Reprinted from Consortium News
Addressing Congress in the style of a State of the Union speech, Israeli Prime Minister Benjamin Netanyahu won 41 rounds of applause as U.S. lawmakers eagerly enlisted in the Israeli-Saudi conflict against Iran and its allies -- an enthusiasm that may well entangle the U.S. military in more wars in the Middle East.
Speaking to a joint session of Congress for the third time -- tying British Prime Minister Winston Churchill for the record -- Netanyahu went far beyond excoriating President Barack Obama's negotiations with Iran to restrict but not eliminate its nuclear program. He portrayed Iran as a dangerous enemy whose regional influence must be stopped and reversed, a position shared by Israel's new ally, Saudi Arabia.
Netanyahu's reference to "Iran's aggression" was curious since Iran has not invaded another country for centuries. In 1980, Saddam Hussein's Iraq -- at the urging of Saudi Arabia -- invaded Iran. During that bloody eight-year war, Israel -- far from being an enemy of Iran -- became Iran's principal arms supplier. Israel drew in the Reagan administration, which approved some of the Israeli-brokered arms deals, leading to the Iran-Contra scandal in 1986.

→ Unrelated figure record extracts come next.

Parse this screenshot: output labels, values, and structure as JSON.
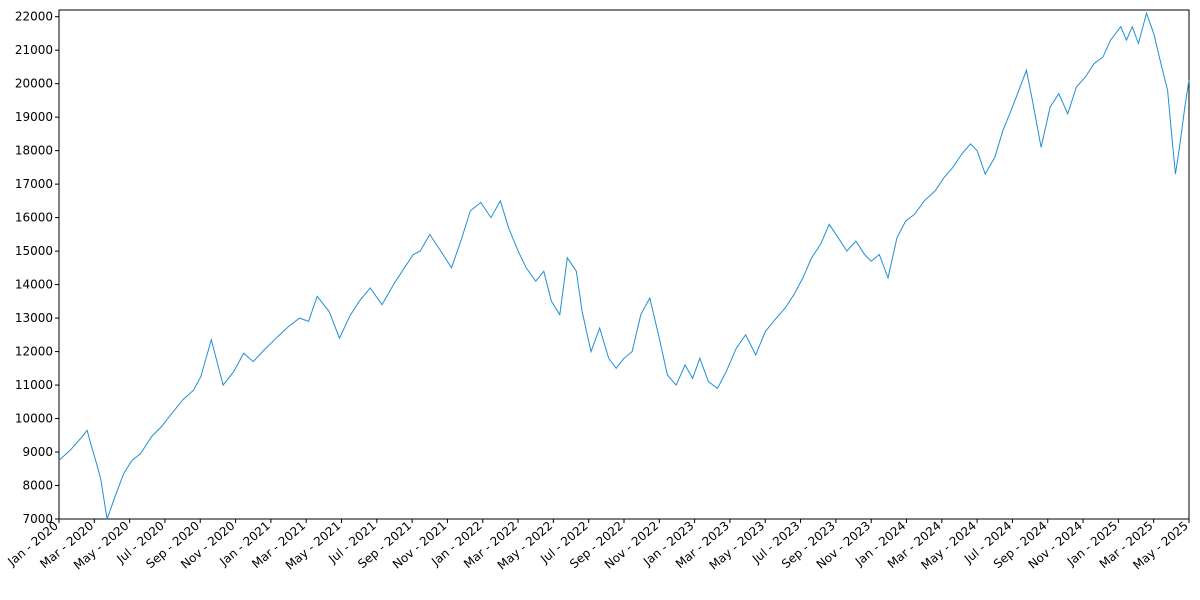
{
  "chart_data": {
    "type": "line",
    "title": "",
    "xlabel": "",
    "ylabel": "",
    "grid": false,
    "xlim": [
      "2020-01",
      "2025-05"
    ],
    "ylim": [
      7000,
      22200
    ],
    "yticks": [
      7000,
      8000,
      9000,
      10000,
      11000,
      12000,
      13000,
      14000,
      15000,
      16000,
      17000,
      18000,
      19000,
      20000,
      21000,
      22000
    ],
    "xticks": [
      "Jan - 2020",
      "Mar - 2020",
      "May - 2020",
      "Jul - 2020",
      "Sep - 2020",
      "Nov - 2020",
      "Jan - 2021",
      "Mar - 2021",
      "May - 2021",
      "Jul - 2021",
      "Sep - 2021",
      "Nov - 2021",
      "Jan - 2022",
      "Mar - 2022",
      "May - 2022",
      "Jul - 2022",
      "Sep - 2022",
      "Nov - 2022",
      "Jan - 2023",
      "Mar - 2023",
      "May - 2023",
      "Jul - 2023",
      "Sep - 2023",
      "Nov - 2023",
      "Jan - 2024",
      "Mar - 2024",
      "May - 2024",
      "Jul - 2024",
      "Sep - 2024",
      "Nov - 2024",
      "Jan - 2025",
      "Mar - 2025",
      "May - 2025"
    ],
    "series": [
      {
        "color": "#1f8fd6",
        "x": [
          "2020-01-01",
          "2020-01-20",
          "2020-02-10",
          "2020-02-19",
          "2020-02-26",
          "2020-03-05",
          "2020-03-12",
          "2020-03-23",
          "2020-04-07",
          "2020-04-21",
          "2020-05-05",
          "2020-05-20",
          "2020-06-08",
          "2020-06-25",
          "2020-07-15",
          "2020-08-01",
          "2020-08-20",
          "2020-09-02",
          "2020-09-20",
          "2020-10-10",
          "2020-10-28",
          "2020-11-15",
          "2020-12-01",
          "2020-12-20",
          "2021-01-10",
          "2021-02-01",
          "2021-02-20",
          "2021-03-05",
          "2021-03-20",
          "2021-04-10",
          "2021-04-28",
          "2021-05-15",
          "2021-06-01",
          "2021-06-20",
          "2021-07-10",
          "2021-08-01",
          "2021-08-20",
          "2021-09-03",
          "2021-09-15",
          "2021-10-01",
          "2021-10-20",
          "2021-11-08",
          "2021-11-25",
          "2021-12-10",
          "2021-12-28",
          "2022-01-15",
          "2022-02-01",
          "2022-02-15",
          "2022-03-01",
          "2022-03-15",
          "2022-04-01",
          "2022-04-15",
          "2022-04-28",
          "2022-05-12",
          "2022-05-25",
          "2022-06-10",
          "2022-06-20",
          "2022-07-05",
          "2022-07-20",
          "2022-08-05",
          "2022-08-18",
          "2022-09-01",
          "2022-09-15",
          "2022-09-30",
          "2022-10-15",
          "2022-10-30",
          "2022-11-15",
          "2022-11-30",
          "2022-12-15",
          "2022-12-28",
          "2023-01-10",
          "2023-01-25",
          "2023-02-10",
          "2023-02-25",
          "2023-03-12",
          "2023-03-28",
          "2023-04-15",
          "2023-05-01",
          "2023-05-20",
          "2023-06-05",
          "2023-06-20",
          "2023-07-05",
          "2023-07-20",
          "2023-08-05",
          "2023-08-20",
          "2023-09-05",
          "2023-09-20",
          "2023-10-05",
          "2023-10-20",
          "2023-11-01",
          "2023-11-15",
          "2023-11-30",
          "2023-12-15",
          "2023-12-30",
          "2024-01-15",
          "2024-02-01",
          "2024-02-20",
          "2024-03-05",
          "2024-03-20",
          "2024-04-05",
          "2024-04-20",
          "2024-05-01",
          "2024-05-15",
          "2024-06-01",
          "2024-06-15",
          "2024-07-01",
          "2024-07-12",
          "2024-07-25",
          "2024-08-05",
          "2024-08-20",
          "2024-09-05",
          "2024-09-20",
          "2024-10-05",
          "2024-10-20",
          "2024-11-05",
          "2024-11-20",
          "2024-12-05",
          "2024-12-18",
          "2025-01-05",
          "2025-01-15",
          "2025-01-25",
          "2025-02-05",
          "2025-02-19",
          "2025-03-01",
          "2025-03-12",
          "2025-03-25",
          "2025-04-01",
          "2025-04-08",
          "2025-04-15",
          "2025-04-25",
          "2025-05-05"
        ],
        "values": [
          8750,
          9050,
          9450,
          9650,
          9200,
          8650,
          8200,
          7000,
          7700,
          8350,
          8750,
          8950,
          9450,
          9750,
          10200,
          10550,
          10850,
          11250,
          12350,
          11000,
          11400,
          11950,
          11700,
          12050,
          12400,
          12750,
          13000,
          12900,
          13650,
          13200,
          12400,
          13050,
          13500,
          13900,
          13400,
          14050,
          14550,
          14900,
          15000,
          15500,
          15000,
          14500,
          15350,
          16200,
          16450,
          16000,
          16500,
          15700,
          15000,
          14500,
          14100,
          14400,
          13500,
          13100,
          14800,
          14400,
          13200,
          12000,
          12700,
          11800,
          11500,
          11800,
          12000,
          13100,
          13600,
          12500,
          11300,
          11000,
          11600,
          11200,
          11800,
          11100,
          10900,
          11400,
          12100,
          12500,
          11900,
          12600,
          13000,
          13300,
          13700,
          14200,
          14800,
          15200,
          15800,
          15400,
          15000,
          15300,
          14900,
          14700,
          14900,
          14200,
          15400,
          15900,
          16100,
          16500,
          16800,
          17200,
          17500,
          17900,
          18200,
          18000,
          17300,
          17800,
          18600,
          19300,
          19800,
          20400,
          19500,
          18100,
          19300,
          19700,
          19100,
          19900,
          20200,
          20600,
          20800,
          21300,
          21700,
          21300,
          21700,
          21200,
          22100,
          21500,
          20700,
          19800,
          18600,
          17300,
          18100,
          19400,
          20100
        ]
      }
    ]
  }
}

In other words, Israel was aiding Iran after the Islamic revolution overthrew the Shah in 1979 and during the time when Netanyahu blamed Iran for the attack on the U.S. Marine barracks in Beirut in 1983 and various acts of terrorism allegedly committed by Hezbollah, a Shiite militia in Lebanon. Israel only shifted toward hostility against Shiite-ruled Iran in the 1990s as Israel gradually developed a de facto alliance with Sunni-ruled and oil-rich Saudi Arabia, which views Iran as its chief regional rival.
Netanyahu's choice of Arab cities supposedly conquered by Iran was strange, too. Baghdad is the capital of Iraq where the U.S. military invaded in 2003 to overthrow Saddam Hussein and his Sunni-dominated government -- on Netanyahu's recommendation. After the invasion, President George W. Bush installed a Shiite-dominated government. So, whatever influence Iran has in Baghdad is the result of a U.S. invasion that Netanyahu personally encouraged.

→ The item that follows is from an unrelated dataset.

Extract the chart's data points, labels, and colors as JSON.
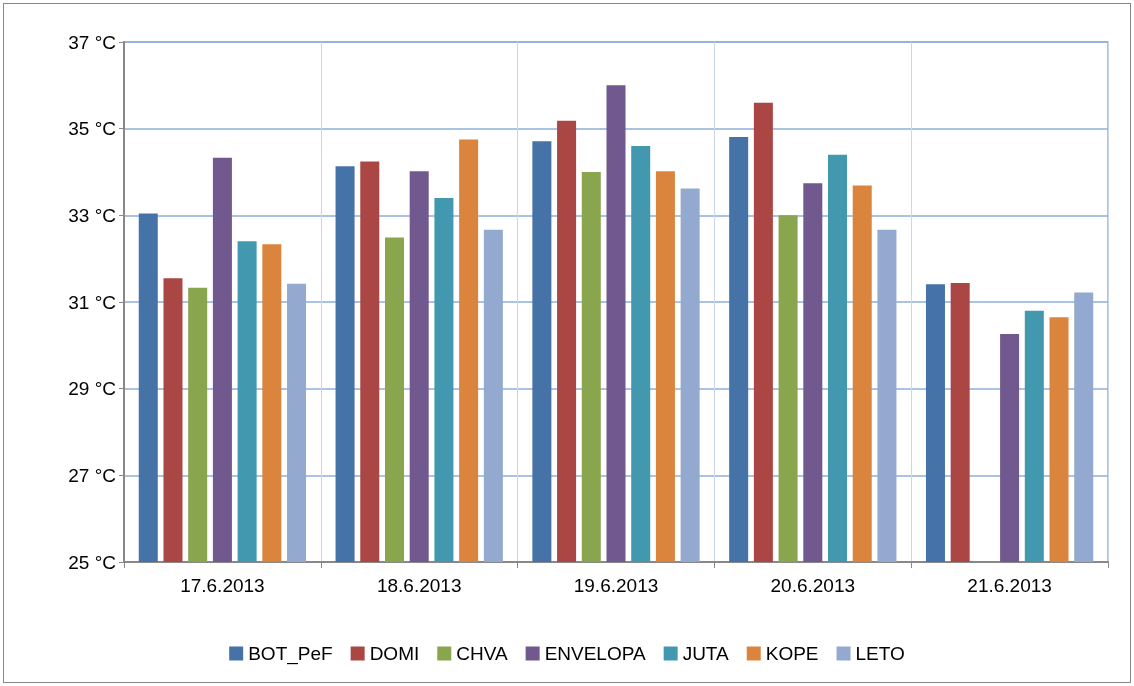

More recently, Iran has supported the embattled Iraqi government in its struggle against the murderous Islamic State militants who seized large swaths of Iraqi territory last summer. Indeed, Iraqi officials have credited Iran with playing a crucial role in blunting the Islamic State, the terrorists whom President Obama has identified as one of the top security threats facing the United States.
Netanyahu cited Damascus, too, where Iran has helped the Syrian government in its struggle against the Islamic State and Al-Qaeda's Nusra Front. In other words, Iran is assisting the internationally recognized government of Syria hold off two major terrorist organizations. But Netanyahu portrays that as Iran "gobbling up" a nation.
The Israeli prime minister also mentioned Beirut, Lebanon, and Sanaa, Yemen, but those were rather bizarre references, too, since Lebanon is governed by a multi-ethnic arrangement that includes a number of religious and political factions. Hezbollah is one and it has close ties to Iran, but it is stretching the truth to say that Iran "dominates" Beirut or Lebanon.
Similarly, in Sanaa, the Houthis, a Shiite-related sect, have taken control of Yemen's capital and have reportedly received some help from Iran, but the Houthis deny those reports and are clearly far from under Iranian control. The Houthis also have vowed to work with the Americans to carry on the fight against Yemen's Al-Qaeda affiliate.
Leading the Battle
Indeed, Iran and these various Shiite-linked movements have been among the most effective in battling Al-Qaeda and the Islamic State, while Israel's Saudi friends have been repeatedly linked to funding and supporting these Sunni terrorist organizations. In effect, what Netanyahu asked the Congress to do -- and apparently successfully -- was to join Saudi Arabia and Israel in identifying Iran, not Al-Qaeda and the Islamic State, as America's chief enemy in the Middle East.
That would put the U.S.-Iranian cooperation in combating Al-Qaeda and the Islamic State in jeopardy. It could lead to victories by these Sunni terrorists in Syria and possibly even Iraq, a situation that almost surely would force the U.S. military to return in force to the region. No U.S. president could politically accept Damascus or Baghdad in the hands of openly terrorist organizations vowing to carry the fight to Europe and the United States.
Yet, that was the logic -- or lack thereof -- in Netanyahu's appeal to Congress. As he put it, "when it comes to Iran and ISIS, the enemy of your enemy is your enemy." He also argued that Iran was a greater threat than the Islamic State, a position that Israel's Ambassador to the United States Michael Oren has expressed, too.
"The greatest danger to Israel is by the strategic arc that extends from Tehran, to Damascus to Beirut. And we saw the Assad regime [in Syria] as the keystone in that arc," Oren told the Jerusalem Post in a 2013 interview. "We always wanted Bashar Assad to go, we always preferred the bad guys who weren't backed by Iran to the bad guys who were backed by Iran" -- even if the "bad guys" were affiliated with al-Qaeda.
In June 2014, then speaking as a former ambassador at an Aspen Institute conference, Oren expanded on his position, saying Israel would even prefer a victory by the brutal Islamic State over continuation of the Iranian-backed Assad in Syria. "From Israel's perspective, if there's got to be an evil that's got to prevail, let the Sunni evil prevail," Oren said.